By: WISCONSIN LAW JOURNAL STAFF//March 24, 2015//
U.S. Supreme Court
Civil
Securities – Registration statements – opinions
If a registration statement omits material facts about the issuer’s inquiry into, or knowledge concerning, a statement of opinion, and if those facts conflict with what a reasonable investor, reading the statement fairly and in context, would take from the statement itself, then §11’s omissions clause creates liability.
For purposes of §11’s omissions clause, whether a statement is “misleading” is an objective inquiry that depends on a reasonable investor’s perspective. Cf. TSC Industries, Inc. v. Northway, Inc., 426 U. S. 438, 445. Omnicare goes too far by claiming that no reasonable person, in any context, can understand a statement of opinion to convey anything more than the speaker’s own mindset. A reasonable investor may, depending on the circumstances, understand an opinion statement to convey facts about the speaker’s basis for holding that view. Specifically, an issuer’s statement of opinion may fairly imply facts about the inquiry the issuer conducted or the knowledge it had. And if the real facts are otherwise, but not provided, the opinion statement will mislead by omission.

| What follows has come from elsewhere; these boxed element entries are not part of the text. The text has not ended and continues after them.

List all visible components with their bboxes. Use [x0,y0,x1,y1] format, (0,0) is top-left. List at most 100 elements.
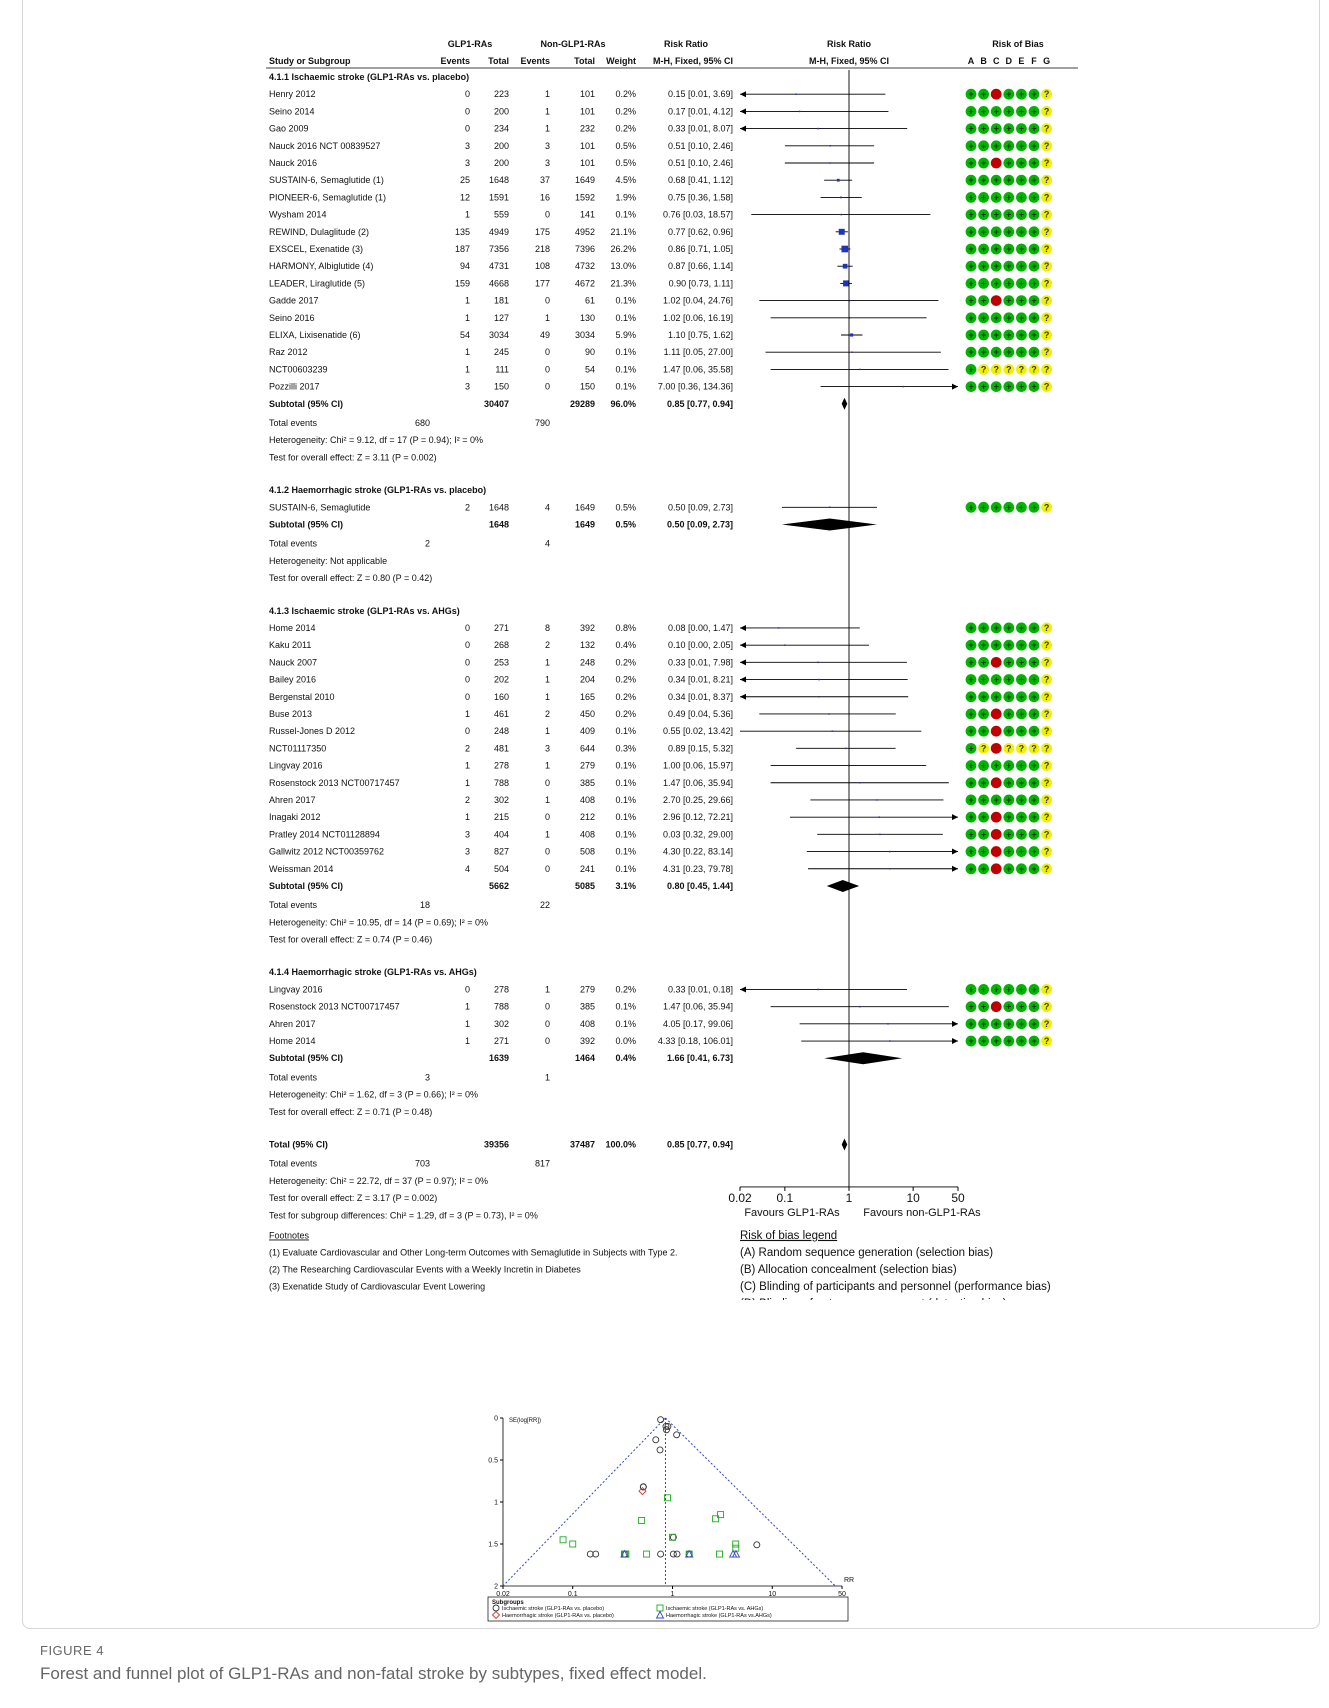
study-name: Pozzilli 2017 [269,382,320,392]
weight: 0.2% [615,89,636,99]
rob-symbol: ? [1044,278,1050,288]
rob-dot [1041,725,1052,737]
rob-dot [978,794,989,806]
rob-symbol: + [994,761,999,771]
rob-dot [978,278,989,289]
point-estimate [858,368,861,371]
total-non-glp1: 279 [580,984,595,994]
rob-dot [1028,656,1040,668]
rob-dot [1003,260,1015,272]
events-glp1: 3 [465,829,470,839]
rob-dot [978,1035,989,1047]
rob-symbol: + [1031,106,1036,116]
rob-symbol: + [1031,158,1036,168]
events-glp1: 1 [465,347,470,357]
rob-legend-item: (C) Blinding of participants and personn… [740,1281,1051,1293]
total-glp1: 245 [494,347,509,357]
rob-dot [990,140,1002,152]
total-non-glp1: 101 [580,89,595,99]
rob-dot [1028,984,1040,995]
rob-symbol: ? [1044,192,1050,202]
rob-symbol: + [968,382,973,392]
rob-dot [1003,1035,1015,1047]
rob-dot [1041,381,1052,392]
rob-dot [1028,123,1040,134]
events-glp1: 159 [455,278,470,288]
rob-dot [990,346,1002,358]
rob-dot [978,329,989,341]
rob-dot [1041,329,1052,341]
overall-effect-test: Test for overall effect: Z = 0.71 (P = 0… [269,1107,432,1117]
events-glp1: 25 [460,175,470,185]
events-non-glp1: 0 [545,210,550,220]
rob-symbol: + [994,124,999,134]
subtotal-total-non-glp1: 1464 [575,1053,595,1063]
rob-symbol: + [1006,795,1011,805]
total-non-glp1: 508 [580,847,595,857]
heterogeneity: Heterogeneity: Chi² = 10.95, df = 14 (P … [269,917,488,927]
total-glp1: 202 [494,675,509,685]
rob-symbol: + [1006,278,1011,288]
rob-symbol: + [1006,141,1011,151]
total-glp1: 150 [494,382,509,392]
rob-dot [1041,364,1052,375]
rob-dot [990,295,1002,306]
rob-symbol: + [968,675,973,685]
rob-symbol: + [1031,1036,1036,1046]
rob-symbol: + [1031,640,1036,650]
rob-symbol: + [968,313,973,323]
events-glp1: 135 [455,227,470,237]
rob-symbol: + [981,141,986,151]
point-estimate [817,661,819,664]
rob-dot [1003,656,1015,668]
rob-symbol: + [1031,330,1036,340]
overall-effect-test: Test for overall effect: Z = 0.80 (P = 0… [269,573,432,583]
rob-symbol: ? [1044,296,1050,306]
risk-ratio-ci: 0.34 [0.01, 8.37] [668,692,733,702]
rob-dot [1003,984,1015,995]
rob-dot [965,123,977,134]
rob-dot [1041,278,1052,289]
rob-dot [978,123,989,134]
weight: 0.1% [615,864,636,874]
rob-dot [1041,88,1052,100]
overall-effect-test: Test for overall effect: Z = 0.74 (P = 0… [269,935,432,945]
rob-symbol: ? [1006,743,1012,753]
rob-symbol: + [994,330,999,340]
rob-symbol: + [994,502,999,512]
risk-ratio-ci: 0.76 [0.03, 18.57] [663,210,733,220]
total-non-glp1: 132 [580,640,595,650]
events-glp1: 2 [465,743,470,753]
rob-symbol: + [968,347,973,357]
header-events2: Events [520,56,550,66]
rob-dot [1003,88,1015,100]
events-glp1: 0 [465,623,470,633]
weight: 0.8% [615,623,636,633]
subtotal-weight: 0.4% [615,1053,636,1063]
rob-dot [978,984,989,995]
rob-symbol: + [981,761,986,771]
total-non-glp1: 232 [580,124,595,134]
point-estimate [878,816,880,818]
weight: 0.0% [615,1036,636,1046]
figure-label: FIGURE 4 [40,1643,104,1658]
rob-symbol: + [981,227,986,237]
rob-dot [990,123,1002,134]
figure-caption: Forest and funnel plot of GLP1-RAs and n… [40,1664,707,1683]
rob-dot [1041,760,1052,771]
rob-dot [1028,674,1040,685]
rob-dot [978,725,989,737]
study-name: Lingvay 2016 [269,761,323,771]
rob-symbol: + [994,261,999,271]
total-ci: 0.85 [0.77, 0.94] [667,1140,733,1150]
rob-dot [990,777,1002,789]
favours-left-label: Favours GLP1-RAs [744,1207,840,1219]
rob-symbol: + [1019,864,1024,874]
rob-symbol: + [1019,124,1024,134]
rob-dot [1016,278,1027,289]
rob-dot [990,260,1002,272]
rob-symbol: + [981,726,986,736]
study-name: Henry 2012 [269,89,316,99]
rob-dot [965,243,977,255]
rob-dot [1016,708,1027,720]
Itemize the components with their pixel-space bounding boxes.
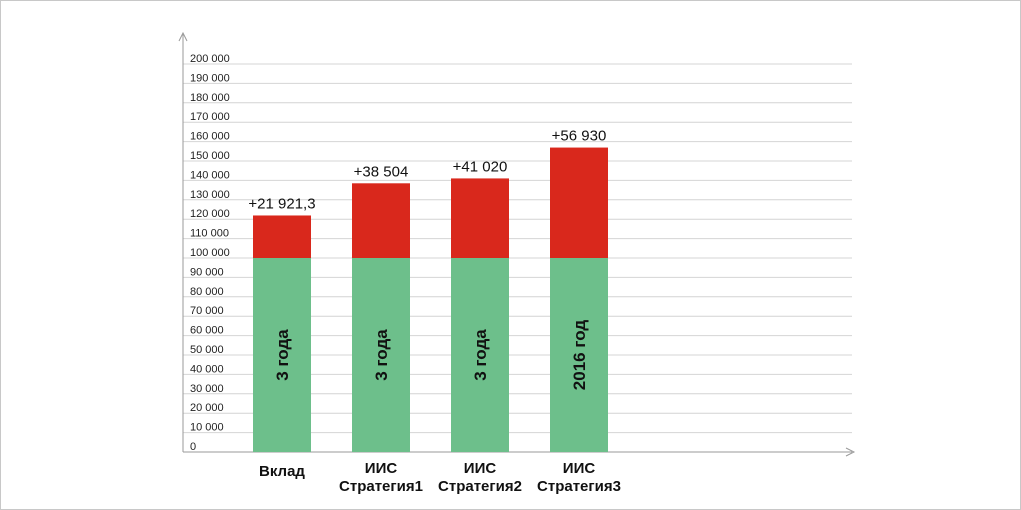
- y-tick-label: 200 000: [190, 53, 230, 65]
- bar-inner-label: 3 года: [273, 329, 292, 381]
- category-label: ИИС: [563, 460, 596, 477]
- y-tick-label: 70 000: [190, 305, 224, 317]
- bar-base-segment: [253, 258, 311, 452]
- bar-gain-segment: [253, 215, 311, 258]
- y-tick-label: 20 000: [190, 402, 224, 414]
- category-label: Стратегия2: [438, 478, 522, 495]
- category-label: Стратегия1: [339, 478, 423, 495]
- bar-gain-segment: [352, 183, 410, 258]
- y-tick-label: 100 000: [190, 247, 230, 259]
- y-tick-label: 170 000: [190, 111, 230, 123]
- bar-inner-label: 3 года: [471, 329, 490, 381]
- bar-base-segment: [550, 258, 608, 452]
- x-axis-arrow: [845, 447, 856, 457]
- y-tick-label: 160 000: [190, 131, 230, 143]
- y-tick-label: 190 000: [190, 72, 230, 84]
- bar-inner-label: 2016 год: [570, 320, 589, 391]
- bar-inner-label: 3 года: [372, 329, 391, 381]
- category-label: ИИС: [365, 460, 398, 477]
- data-label: +21 921,3: [248, 195, 315, 212]
- data-label: +41 020: [453, 158, 508, 175]
- y-tick-label: 80 000: [190, 286, 224, 298]
- y-tick-label: 40 000: [190, 363, 224, 375]
- data-label: +38 504: [354, 163, 409, 180]
- y-tick-label: 50 000: [190, 344, 224, 356]
- y-axis-arrow: [178, 31, 188, 42]
- bar-base-segment: [451, 258, 509, 452]
- y-tick-label: 30 000: [190, 383, 224, 395]
- y-tick-label: 110 000: [190, 228, 229, 240]
- bar-gain-segment: [451, 178, 509, 258]
- category-label: Вклад: [259, 463, 305, 480]
- y-tick-label: 150 000: [190, 150, 230, 162]
- category-label: ИИС: [464, 460, 497, 477]
- y-tick-label: 60 000: [190, 325, 224, 337]
- y-tick-label: 180 000: [190, 92, 230, 104]
- bar-gain-segment: [550, 147, 608, 258]
- data-label: +56 930: [552, 128, 607, 145]
- y-tick-label: 0: [190, 441, 196, 453]
- y-tick-label: 120 000: [190, 208, 230, 220]
- y-tick-label: 140 000: [190, 169, 230, 181]
- category-label: Стратегия3: [537, 478, 621, 495]
- y-tick-label: 10 000: [190, 422, 224, 434]
- y-tick-label: 130 000: [190, 189, 230, 201]
- y-tick-label: 90 000: [190, 266, 224, 278]
- bar-base-segment: [352, 258, 410, 452]
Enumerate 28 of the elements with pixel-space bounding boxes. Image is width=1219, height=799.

An opinion statement, however, is not misleading simply because the issuer knows, but fails to disclose, some fact cutting the other way. A reasonable investor does not expect that every fact known to an issuer supports its opinion statement. Moreover, whether an omission makes an expression of opinion misleading always depends on context. Reasonable investors understand opinion statements in light of the surrounding text, and §11 creates liability only for the omission of material facts that cannot be squared with a fair reading of the registration statement as a whole. Omnicare’s arguments to the contrary are unavailing.
719 F. 3d 498, vacated and remanded.
13-435 Omnicare, Inc., v. Laborers District Council Construction Industry Pension Fund
Kagan, J.; Scalia, J., concurring; Thomas, J., concurring.